Maoistenüberfälle in Nepal

Die kommunistische Bauernguerilla greift zum Geburtstag des neuen Königs Polizeistationen an und tötet 41 Personen. Für Donnerstag ruft sie zu einem Generalstreik auf. Die Regierung will Polizei und Justiz mehr Kompetenzen geben

von BERNARD IMHASLY

Maoistische Guerillas haben in der Nacht zu Samstag bei drei Angriffen mindestens 41 Polizisten getötet. Zwölf Beamte werden noch vermisst und fünf weitere nicht identifizierte Opfer stammen wahrscheinlich aus den Reihen der Angreifer. Diese umzingelten kurz nach Mitternacht drei befestigte Polizeiposten westlich und nördlich von Kathmandu und griffen sie mit Granaten und Sprengsätzen an, als sich die Belagerten nicht ergaben.

Es ist der schwerste Angriff nach dem Massaker vom 1. Juni, als Kronprinz Dipendra die gesamte Königsfamilie erschoss. Der neue König, Gyanendra, feierte am Samstag seinen 55. Geburtstag.
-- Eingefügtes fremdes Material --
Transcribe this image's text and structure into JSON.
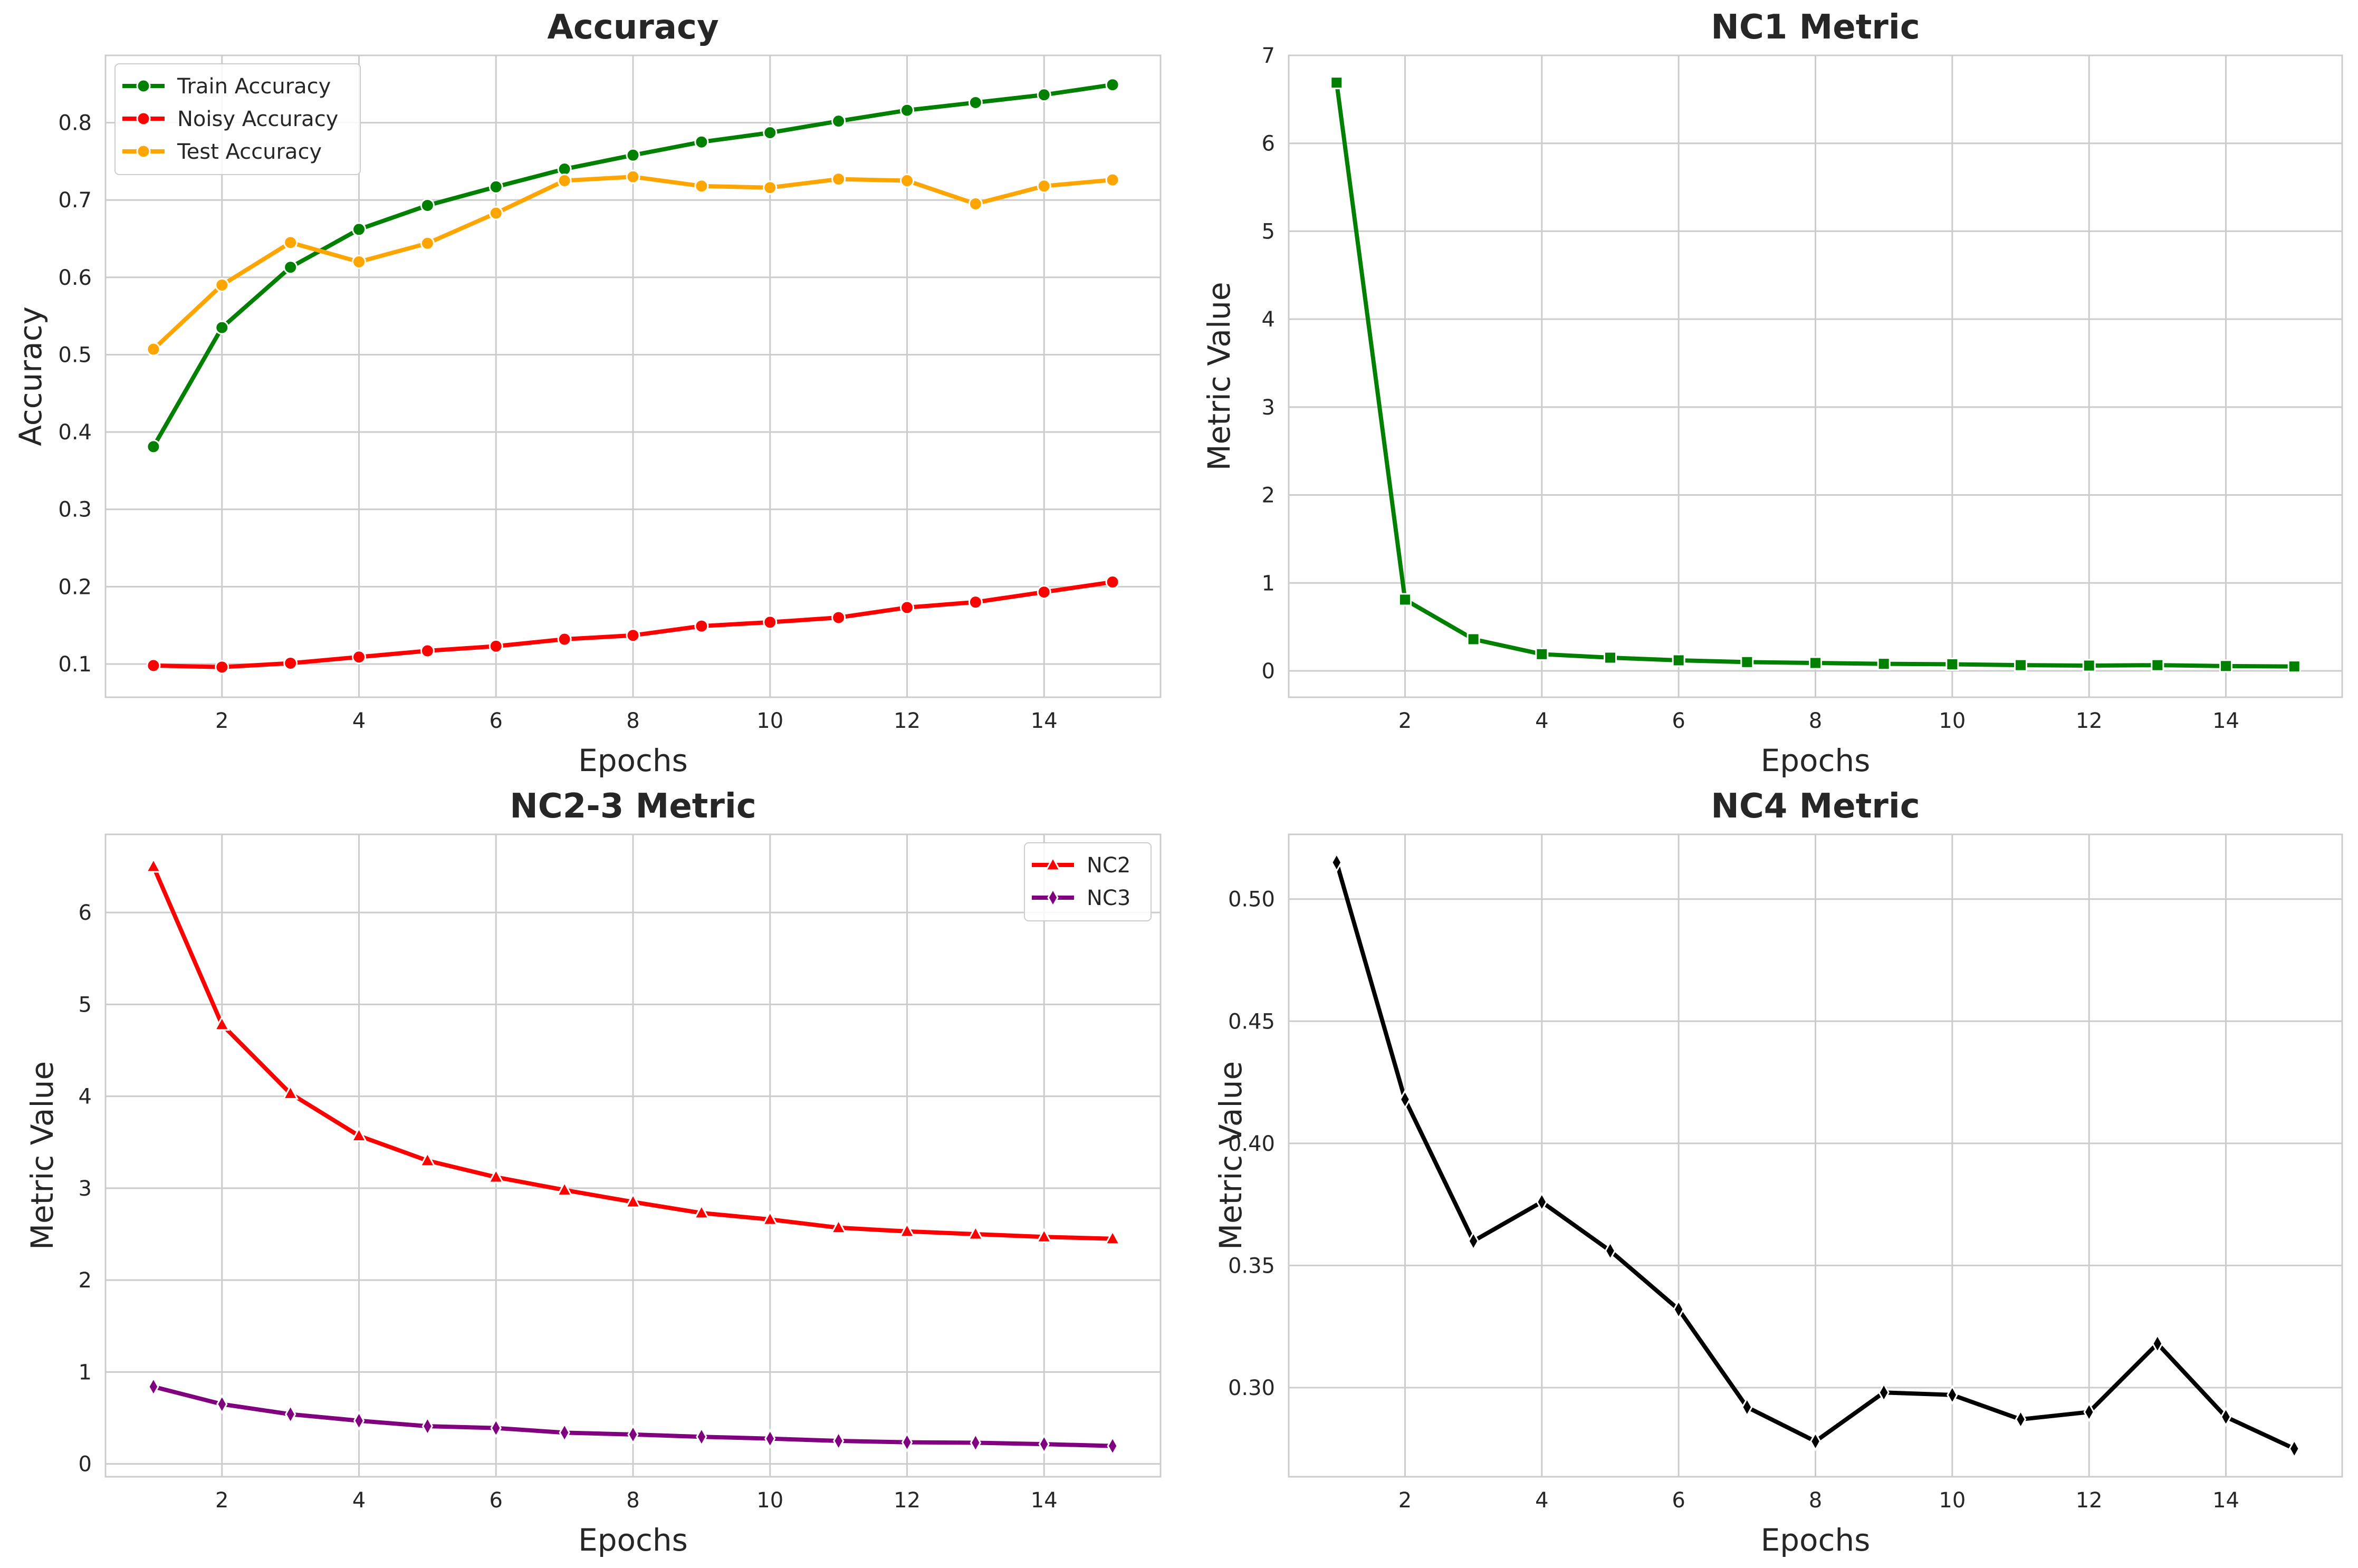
{
  "chart_data": [
    {
      "type": "line",
      "title": "Accuracy",
      "xlabel": "Epochs",
      "ylabel": "Accuracy",
      "x": [
        1,
        2,
        3,
        4,
        5,
        6,
        7,
        8,
        9,
        10,
        11,
        12,
        13,
        14,
        15
      ],
      "xticks": [
        2,
        4,
        6,
        8,
        10,
        12,
        14
      ],
      "xlim": [
        0.3,
        15.7
      ],
      "yticks": [
        0.1,
        0.2,
        0.3,
        0.4,
        0.5,
        0.6,
        0.7,
        0.8
      ],
      "ylim": [
        0.057,
        0.887
      ],
      "grid": true,
      "legend": "top-left",
      "series": [
        {
          "name": "Train Accuracy",
          "color": "#008000",
          "marker": "circle",
          "values": [
            0.381,
            0.535,
            0.613,
            0.662,
            0.693,
            0.717,
            0.74,
            0.758,
            0.775,
            0.787,
            0.802,
            0.816,
            0.826,
            0.836,
            0.849
          ]
        },
        {
          "name": "Noisy Accuracy",
          "color": "#ff0000",
          "marker": "circle",
          "values": [
            0.098,
            0.096,
            0.101,
            0.109,
            0.117,
            0.123,
            0.132,
            0.137,
            0.149,
            0.154,
            0.16,
            0.173,
            0.18,
            0.193,
            0.206
          ]
        },
        {
          "name": "Test Accuracy",
          "color": "#ffa500",
          "marker": "circle",
          "values": [
            0.507,
            0.59,
            0.645,
            0.62,
            0.644,
            0.683,
            0.725,
            0.73,
            0.718,
            0.716,
            0.727,
            0.725,
            0.695,
            0.718,
            0.726
          ]
        }
      ]
    },
    {
      "type": "line",
      "title": "NC1 Metric",
      "xlabel": "Epochs",
      "ylabel": "Metric Value",
      "x": [
        1,
        2,
        3,
        4,
        5,
        6,
        7,
        8,
        9,
        10,
        11,
        12,
        13,
        14,
        15
      ],
      "xticks": [
        2,
        4,
        6,
        8,
        10,
        12,
        14
      ],
      "xlim": [
        0.3,
        15.7
      ],
      "yticks": [
        0,
        1,
        2,
        3,
        4,
        5,
        6,
        7
      ],
      "ylim": [
        -0.3,
        7.0
      ],
      "grid": true,
      "series": [
        {
          "name": "",
          "color": "#008000",
          "marker": "square",
          "values": [
            6.69,
            0.81,
            0.36,
            0.19,
            0.15,
            0.12,
            0.1,
            0.09,
            0.08,
            0.075,
            0.065,
            0.06,
            0.065,
            0.055,
            0.05
          ]
        }
      ]
    },
    {
      "type": "line",
      "title": "NC2-3 Metric",
      "xlabel": "Epochs",
      "ylabel": "Metric Value",
      "x": [
        1,
        2,
        3,
        4,
        5,
        6,
        7,
        8,
        9,
        10,
        11,
        12,
        13,
        14,
        15
      ],
      "xticks": [
        2,
        4,
        6,
        8,
        10,
        12,
        14
      ],
      "xlim": [
        0.3,
        15.7
      ],
      "yticks": [
        0,
        1,
        2,
        3,
        4,
        5,
        6
      ],
      "ylim": [
        -0.14,
        6.85
      ],
      "grid": true,
      "legend": "top-right",
      "series": [
        {
          "name": "NC2",
          "color": "#ff0000",
          "marker": "triangle",
          "values": [
            6.5,
            4.78,
            4.03,
            3.57,
            3.3,
            3.12,
            2.98,
            2.85,
            2.73,
            2.66,
            2.57,
            2.53,
            2.5,
            2.47,
            2.45
          ]
        },
        {
          "name": "NC3",
          "color": "#800080",
          "marker": "diamond",
          "values": [
            0.84,
            0.65,
            0.54,
            0.47,
            0.41,
            0.39,
            0.34,
            0.32,
            0.295,
            0.275,
            0.25,
            0.235,
            0.23,
            0.215,
            0.195
          ]
        }
      ]
    },
    {
      "type": "line",
      "title": "NC4 Metric",
      "xlabel": "Epochs",
      "ylabel": "Metric Value",
      "x": [
        1,
        2,
        3,
        4,
        5,
        6,
        7,
        8,
        9,
        10,
        11,
        12,
        13,
        14,
        15
      ],
      "xticks": [
        2,
        4,
        6,
        8,
        10,
        12,
        14
      ],
      "xlim": [
        0.3,
        15.7
      ],
      "yticks": [
        0.3,
        0.35,
        0.4,
        0.45,
        0.5
      ],
      "yticklabels": [
        "0.30",
        "0.35",
        "0.40",
        "0.45",
        "0.50"
      ],
      "ylim": [
        0.2635,
        0.5265
      ],
      "grid": true,
      "series": [
        {
          "name": "",
          "color": "#000000",
          "marker": "diamond",
          "values": [
            0.515,
            0.418,
            0.36,
            0.376,
            0.356,
            0.332,
            0.292,
            0.278,
            0.298,
            0.297,
            0.287,
            0.29,
            0.318,
            0.288,
            0.275
          ]
        }
      ]
    }
  ]
}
Beobachter zweifeln nicht daran, dass der Zeitpunkt der Angriffe von der „Communist Party of Nepal (Maoist)“ gewählt wurde, um dem König und der Monarchie mit diesem „Geburtstagsgeschenk“ erneut den Krieg zu erklären.

Die Maoisten hatten den Königsmord kritisiert, allerdings nicht aus Sorge um die Institution, sondern weil sie darin ein Komplott der Regierung und Indiens sahen. Diese seien mit dem Monarchen unzufrieden gewesen, weil er sich geweigert habe, im Kampf gegen die Maoisten die Armee einzusetzen. Für sie ist der neue König eine Marionette dieser Scharfmacher, die Verhandlungen mit den Maoisten als sinnlos betrachten.

Ungeachtet der jüngsten Angriffe hält die Regierung von Nepal „grundsätzlich“ an ihrem Angebot fest, mit den Maoisten Friedensgespäche zu führen. Ministerpräsident Ram Chandra Poudel relativierte gestern diese Aussage gegenüber der Nachrichtenagentur Reuters jedoch gleich wieder, indem er hinzufügte, dass er Zweifel an der Bereitschaft der Rebellen habe, an solchen Gesprächen teilzunehmen.

Nächste Woche soll ein neues Gesetz in Kraft treten, das der Polizei und den Gerichten mehr Befugnisse gibt, Verdächtige zu verhaften und öffentliche Proteste zu unterbinden. Die Maoisten haben für den 12. Juli einen Generalstreik ausgerufen und bereits dafür gesorgt, dass ihm Folge geleistet wird. Letzte Woche gingen zwei Sprengsätze vor den Residenzen des Premierministers und des Obersten Richters hoch. Zahlreiche weitere konnten im Gebiet der Hauptstadt entschärft werden.

Die CPN(M) ging vor vier Jahren in den Untergrund und gab damit den demokratischen Weg zu einer Umwandlung in eine Bauernrepublik und Chancen für tief greifende soziale und wirtschaftliche Reformen auf. Sie hat sich seitdem vor allem in den abgelegenen und armen Regionen im Westen des Landes festgesetzt und hat dort mit der gezielten Ermordung von Politikern und anderen Vertretern des Staats sowie von reichen Bauern und Händlern die staatlichen Strukturen erschüttert. Die Zahl der Opfer wird inzwischen auf über 1.700 geschätzt. In einem Drittel der Bezirke kontrollieren die Maoisten inzwischen die Verwaltung und üben dort eine Volksjustiz aus.

In den letzten Tagen gab es in Indien Berichte, wonach sich die nepalischen Maoisten mit Organisationen zusammengetan haben, die in Indien, Bangladesch und Sri Lanka eine ähnliche Strategie des bewaffneten Bauernkampfes gegen Großbauern und die Bourgeoisie in den Städten verfolgen.